Il y a quelques semaines, j’ai assisté à la conférence de Marie Schill, professeure agrégée des Universités en Sciences de Gestion St Etienne, sur l’engagement face au changement climatique.
J’en ressors avec une conviction renforcée : rien ne changera vraiment sans transformation humaine.

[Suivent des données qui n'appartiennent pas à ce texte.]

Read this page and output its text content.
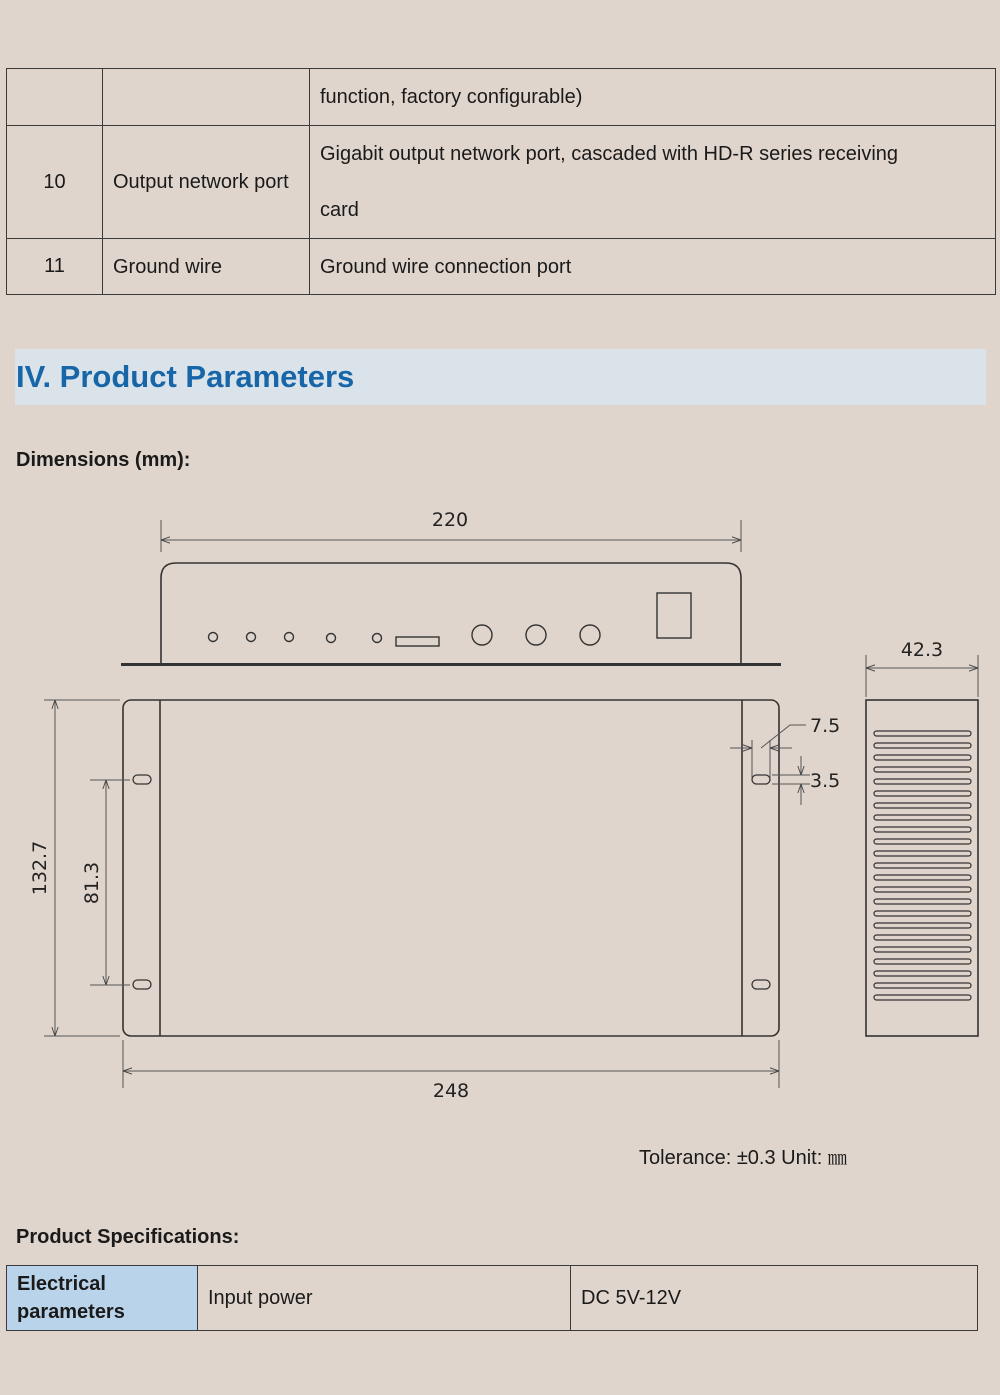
		function, factory configurable)
10	Output network port	Gigabit output network port, cascaded with HD-R series receiving
card

11	Ground wire	Ground wire connection port
IV. Product Parameters
Dimensions (mm):
220
248
42.3
7.5
3.5
132.7 81.3
Tolerance: ±0.3 Unit: ㎜
Product Specifications:
Electrical parameters	Input power	DC 5V-12V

Les données sont pourtant là :
• +1,1°C de réchauffement déjà constaté,
• 123 millions de réfugiés climatiques en 2024,
• et, paradoxalement, une baisse en France de la part des personnes très préoccupées par l’environnement (35 % → 29 %).
Mais ce qui m’a le plus parlé, ce n’est pas la courbe des températures.
C’est la courbe… de nos comportements.

🔸 𝐋𝐞 𝐠𝐫𝐚𝐧𝐝 𝐝𝐞́𝐜𝐚𝐥𝐚𝐠𝐞 𝐞𝐧𝐭𝐫𝐞 𝐜𝐞 𝐪𝐮𝐞 𝐧𝐨𝐮𝐬 𝐯𝐨𝐮𝐥𝐨𝐧𝐬 𝐞𝐭 𝐜𝐞 𝐪𝐮𝐞 𝐧𝐨𝐮𝐬 𝐟𝐚𝐢𝐬𝐨𝐧𝐬
Nous exprimons une inquiétude réelle, parfois une éco-anxiété, mais nos routines changent peu.
Parce qu’une routine n’est pas qu’un geste : c’est une sécurité, une économie d’énergie mentale, un repère.
Changer une habitude, c’est déjà un petit saut dans l’inconnu.
Et lorsque la culpabilité s’en mêle — comme ce collègue épuisé qui n’arrive plus à trier ses déchets depuis la naissance de son bébé — elle fige plus qu’elle ne mobilise.

🔸 𝐋𝐞𝐬 𝐞́𝐦𝐨𝐭𝐢𝐨𝐧𝐬 : 𝐝𝐞𝐬 𝐦𝐨𝐭𝐞𝐮𝐫𝐬 𝐭𝐫𝐞̀𝐬 𝐝𝐢𝐟𝐟𝐞́𝐫𝐞𝐧𝐭𝐬 𝐬𝐞𝐥𝐨𝐧 𝐜𝐡𝐚𝐜𝐮𝐧
La conférence a rappelé un point essentiel : nous ne réagissons pas tous de la même façon aux messages écologiques.
• Les émotions positives (espoir, encouragement, valorisation) mobilisent surtout les personnes déjà un peu engagées.
• Les émotions négatives (peur, culpabilité) n’agissent que sur les publics peu engagés.
• Et pour les personnes très engagées, répéter des messages alarmants crée du « ras-le-bol écologique ».
Autrement dit :
👉 la peur n’est pas un moteur universel,
👉 et l’espoir n’est pas naïf : c’est un levier stratégique.

La transition écologique n’est pas qu’une affaire de climat.
Elle est aussi une affaire de psychologie, de comportements, de relations et de capacité d’adaptation.
𝐔𝐧𝐞 𝐭𝐫𝐚𝐧𝐬𝐟𝐨𝐫𝐦𝐚𝐭𝐢𝐨𝐧 𝐡𝐮𝐦𝐚𝐢𝐧𝐞, 𝐚𝐯𝐚𝐧𝐭 𝐝’𝐞̂𝐭𝐫𝐞 𝐮𝐧𝐞 𝐭𝐫𝐚𝐧𝐬𝐟𝐨𝐫𝐦𝐚𝐭𝐢𝐨𝐧 𝐭𝐞𝐜𝐡𝐧𝐢𝐪𝐮𝐞.

C’est ce que j’observe chaque jour dans mes accompagnements :
pour que les organisations évoluent, il faut d’abord créer les conditions qui permettent aux personnes d’évoluer — retrouver du sens, ajuster leurs routines, apaiser leurs émotions, se sentir capables d’agir.
C’est là que se joue, très concrètement, la transition.